Bruce Jenner is the lone set of balls in the Jenner/Kardashian hell hole, but it seems that may not be the case much longer. Rumors of his secret/not so secret desire to transition to a woman have been going around for a while, and now it seems he will be getting a surgical procedure done that just confirms everything. Of course Jenner says it isn’t what it seems, but outside of Lorena Bobbiting yourself, this is the second most important surgery for any self-respecting tranny.
I know you’re probably going “WRONG BITCH! WHAT ABOUT ROB?” but let’s be real here- Rob ate his balls because he thought they donut holes. Boy is huuuuungry. And Bruce’s kids from his previous marriage don’t count because they don’t share DNA with the ultimate fame whores. Even if one did appear on The Hills.
Bruce Jenner has been sashaying his ass around town pretty proudly in his diamond earrings since splitting with Kris. He has let his hair grow longer, and his pony tail game has reached preschool toddler status. He’s even primped his face a bit, although if we’re being honest he has gone a little overboard with his eyebrow plucking. While I can appreciate you not having a bushy unibrow, you do need some brows to frame your face, Brucey. A little filler will do wonders for your look.
Any-boysdon’tcry-who, Bruce’s love for stilettos and lipstick is supposedly the reason for his pending divorce. And Kris threatened to reveal Jenner’s secret if he didn’t go along with everything she wanted in terms of the separation and using it as a rating’s ploy for the soon to finally be over Keeping Up With The Kardashians. That fear was probably the only thing holding Jenner back from telling everyone what a soul sucking wench Kris is, but with Bruce seemingly becoming more and more open with his desire to be the white RuPaul, I don’t know how much longer that threat will hold any merit.
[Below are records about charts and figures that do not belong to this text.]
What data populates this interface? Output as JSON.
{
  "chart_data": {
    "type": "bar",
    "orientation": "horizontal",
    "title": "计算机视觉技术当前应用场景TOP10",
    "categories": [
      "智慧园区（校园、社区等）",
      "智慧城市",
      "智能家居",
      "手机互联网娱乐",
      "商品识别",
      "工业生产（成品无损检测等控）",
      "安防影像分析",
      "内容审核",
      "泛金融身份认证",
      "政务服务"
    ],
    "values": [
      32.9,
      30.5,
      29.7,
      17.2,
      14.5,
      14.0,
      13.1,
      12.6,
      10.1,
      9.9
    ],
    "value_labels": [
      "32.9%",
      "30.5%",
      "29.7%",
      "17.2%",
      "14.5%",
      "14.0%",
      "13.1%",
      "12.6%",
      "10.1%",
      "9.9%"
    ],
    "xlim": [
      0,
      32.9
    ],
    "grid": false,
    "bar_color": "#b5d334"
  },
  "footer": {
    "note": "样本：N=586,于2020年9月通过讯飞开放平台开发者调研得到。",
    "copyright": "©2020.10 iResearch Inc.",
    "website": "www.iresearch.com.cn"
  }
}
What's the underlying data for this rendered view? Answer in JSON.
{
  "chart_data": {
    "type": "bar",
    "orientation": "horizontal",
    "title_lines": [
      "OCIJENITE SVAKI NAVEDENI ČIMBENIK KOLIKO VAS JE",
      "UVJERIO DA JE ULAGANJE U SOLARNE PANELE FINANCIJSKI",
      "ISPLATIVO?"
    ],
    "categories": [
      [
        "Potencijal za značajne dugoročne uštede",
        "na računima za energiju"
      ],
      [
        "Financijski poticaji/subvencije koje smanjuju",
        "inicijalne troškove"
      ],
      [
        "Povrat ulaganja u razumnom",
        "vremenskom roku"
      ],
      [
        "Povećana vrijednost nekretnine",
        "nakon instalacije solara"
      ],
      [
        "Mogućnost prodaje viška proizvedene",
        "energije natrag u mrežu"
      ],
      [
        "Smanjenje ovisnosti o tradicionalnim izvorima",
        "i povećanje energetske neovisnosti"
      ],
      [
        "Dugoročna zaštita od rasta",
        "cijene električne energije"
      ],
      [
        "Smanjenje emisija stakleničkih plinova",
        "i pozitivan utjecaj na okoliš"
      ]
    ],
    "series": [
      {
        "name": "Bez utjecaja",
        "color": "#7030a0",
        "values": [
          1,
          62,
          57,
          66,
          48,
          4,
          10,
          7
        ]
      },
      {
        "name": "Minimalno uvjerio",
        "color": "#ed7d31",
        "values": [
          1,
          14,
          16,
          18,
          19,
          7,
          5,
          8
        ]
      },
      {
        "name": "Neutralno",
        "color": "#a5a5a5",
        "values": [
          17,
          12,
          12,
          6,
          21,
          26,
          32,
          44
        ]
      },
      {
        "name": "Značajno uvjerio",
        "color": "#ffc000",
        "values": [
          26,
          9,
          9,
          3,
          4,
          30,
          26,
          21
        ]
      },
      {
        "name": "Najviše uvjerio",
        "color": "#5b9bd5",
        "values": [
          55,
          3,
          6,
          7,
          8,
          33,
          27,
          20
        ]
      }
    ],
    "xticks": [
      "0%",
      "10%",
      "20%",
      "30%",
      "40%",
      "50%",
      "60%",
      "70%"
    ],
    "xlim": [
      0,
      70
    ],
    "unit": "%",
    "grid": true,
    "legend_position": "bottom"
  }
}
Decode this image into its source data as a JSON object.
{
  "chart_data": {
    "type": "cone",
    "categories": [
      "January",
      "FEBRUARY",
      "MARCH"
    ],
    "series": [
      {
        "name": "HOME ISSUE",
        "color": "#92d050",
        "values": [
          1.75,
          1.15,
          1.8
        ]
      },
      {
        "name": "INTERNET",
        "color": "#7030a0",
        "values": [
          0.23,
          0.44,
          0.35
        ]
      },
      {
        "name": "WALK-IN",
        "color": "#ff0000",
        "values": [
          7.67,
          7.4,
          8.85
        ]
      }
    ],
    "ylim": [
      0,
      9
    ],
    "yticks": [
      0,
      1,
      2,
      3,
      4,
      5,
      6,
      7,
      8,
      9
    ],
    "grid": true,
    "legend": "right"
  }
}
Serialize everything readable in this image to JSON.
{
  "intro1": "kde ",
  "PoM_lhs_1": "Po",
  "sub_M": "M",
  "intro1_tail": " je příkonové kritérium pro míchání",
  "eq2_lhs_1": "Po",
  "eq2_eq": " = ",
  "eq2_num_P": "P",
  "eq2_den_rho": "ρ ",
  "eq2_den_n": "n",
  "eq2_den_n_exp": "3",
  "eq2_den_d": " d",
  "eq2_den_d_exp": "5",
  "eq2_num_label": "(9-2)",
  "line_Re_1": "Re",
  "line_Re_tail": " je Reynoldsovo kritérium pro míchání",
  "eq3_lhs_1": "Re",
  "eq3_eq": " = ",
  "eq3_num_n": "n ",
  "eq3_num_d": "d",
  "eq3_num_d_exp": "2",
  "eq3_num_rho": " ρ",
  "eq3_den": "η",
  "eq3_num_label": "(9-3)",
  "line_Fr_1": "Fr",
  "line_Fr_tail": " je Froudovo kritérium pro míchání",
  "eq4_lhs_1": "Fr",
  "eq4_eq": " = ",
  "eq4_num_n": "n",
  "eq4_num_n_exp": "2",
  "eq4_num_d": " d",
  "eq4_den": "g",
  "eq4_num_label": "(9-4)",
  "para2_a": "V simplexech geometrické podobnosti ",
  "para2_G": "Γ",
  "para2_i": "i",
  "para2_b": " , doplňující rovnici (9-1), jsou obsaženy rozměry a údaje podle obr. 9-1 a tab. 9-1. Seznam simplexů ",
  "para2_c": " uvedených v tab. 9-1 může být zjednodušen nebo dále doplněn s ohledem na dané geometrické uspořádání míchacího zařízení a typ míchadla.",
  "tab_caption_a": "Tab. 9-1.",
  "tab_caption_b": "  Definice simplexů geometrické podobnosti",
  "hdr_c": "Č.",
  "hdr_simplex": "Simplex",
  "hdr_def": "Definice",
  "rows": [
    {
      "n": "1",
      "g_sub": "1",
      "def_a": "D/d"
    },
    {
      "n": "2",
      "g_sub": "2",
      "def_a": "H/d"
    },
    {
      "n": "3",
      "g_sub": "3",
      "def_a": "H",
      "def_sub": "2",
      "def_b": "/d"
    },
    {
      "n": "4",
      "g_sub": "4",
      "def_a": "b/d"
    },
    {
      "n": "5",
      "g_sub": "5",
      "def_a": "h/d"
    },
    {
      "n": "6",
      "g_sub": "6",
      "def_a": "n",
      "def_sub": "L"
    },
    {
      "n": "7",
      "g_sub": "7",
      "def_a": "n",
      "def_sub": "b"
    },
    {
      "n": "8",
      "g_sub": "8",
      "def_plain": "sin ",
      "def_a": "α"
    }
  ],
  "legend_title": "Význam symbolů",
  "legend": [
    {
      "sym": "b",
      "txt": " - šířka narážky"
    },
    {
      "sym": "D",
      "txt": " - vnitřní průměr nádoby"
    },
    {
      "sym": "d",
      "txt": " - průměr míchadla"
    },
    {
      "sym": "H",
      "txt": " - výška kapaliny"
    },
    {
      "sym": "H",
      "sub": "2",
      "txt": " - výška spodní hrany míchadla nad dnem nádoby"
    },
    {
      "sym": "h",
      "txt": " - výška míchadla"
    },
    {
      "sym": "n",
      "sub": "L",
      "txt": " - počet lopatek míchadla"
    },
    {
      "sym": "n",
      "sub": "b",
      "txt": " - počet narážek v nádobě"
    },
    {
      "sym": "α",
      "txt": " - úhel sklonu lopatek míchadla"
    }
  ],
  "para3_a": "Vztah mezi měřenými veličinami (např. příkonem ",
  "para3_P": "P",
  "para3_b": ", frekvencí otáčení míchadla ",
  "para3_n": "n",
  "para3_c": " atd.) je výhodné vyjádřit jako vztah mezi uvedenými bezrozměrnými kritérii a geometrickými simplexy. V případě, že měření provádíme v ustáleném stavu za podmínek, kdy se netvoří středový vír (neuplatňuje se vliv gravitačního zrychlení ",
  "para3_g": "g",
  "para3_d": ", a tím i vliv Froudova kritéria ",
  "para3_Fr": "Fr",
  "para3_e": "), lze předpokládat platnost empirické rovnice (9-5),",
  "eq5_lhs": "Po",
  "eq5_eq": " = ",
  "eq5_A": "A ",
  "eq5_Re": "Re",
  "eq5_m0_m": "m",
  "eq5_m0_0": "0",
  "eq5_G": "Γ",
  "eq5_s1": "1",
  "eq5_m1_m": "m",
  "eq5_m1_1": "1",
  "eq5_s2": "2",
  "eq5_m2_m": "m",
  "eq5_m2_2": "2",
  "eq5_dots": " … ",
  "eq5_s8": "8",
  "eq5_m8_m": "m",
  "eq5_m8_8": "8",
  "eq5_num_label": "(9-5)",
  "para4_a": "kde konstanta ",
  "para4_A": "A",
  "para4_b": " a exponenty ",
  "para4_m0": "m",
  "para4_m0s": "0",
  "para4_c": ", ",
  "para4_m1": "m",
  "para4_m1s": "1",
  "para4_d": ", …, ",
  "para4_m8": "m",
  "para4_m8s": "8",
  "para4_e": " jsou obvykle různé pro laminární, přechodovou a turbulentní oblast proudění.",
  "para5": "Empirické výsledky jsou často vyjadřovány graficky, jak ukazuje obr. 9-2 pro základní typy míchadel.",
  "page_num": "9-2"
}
Now it has come out that Bruce is getting a laryngeal shave, aka slicing off his Adam’s apple. Jenner has confirmed this, so this isn’t some speculation by an anonymous “source” (aka the soul sucking wench). Seeing a bobbing lump is the first tell tale sign that the person you are talking to makes sperm, no matter how much the Wet N Wild makeup, pink dress, and chicken cutlets tell you otherwise. Which is why it is so utterly ridiculous for Jenner to be getting this done if he doesn’t want to truly be Brucinda.
Jenner is claiming he is doing it because he doesn’t like his trachea. ‘Cause you know, having a large trachea can really impact one’s self esteem, just like a crooked nose or a third nipple. If he really wants this because it bothers him, I would think that after his terrible nose job, Jenner would be a little more careful about what cosmetic surgeries he would agree to. But alas some people just love the knife a little too much (See: Mickey Rourke, Joan Rivers, Heidi Whatever-her-last-name).
I think I speak for the world here when I say, GET YOUR FEMALE ON, BRUCE! No one would be surprised anymore, and we really wouldn’t lose respect for you. Let’s face it- you lost any shred of dignity you had when you became step daddy to the queen of home video sex. The only reason I could think that Bruce hasn’t come out and just admitted the truth is that he is contractually bound to let Kris use it as a storyline for the final episodes of Keeping Up With The Kardashians. To which I say, “Whatever helps end this shit show.”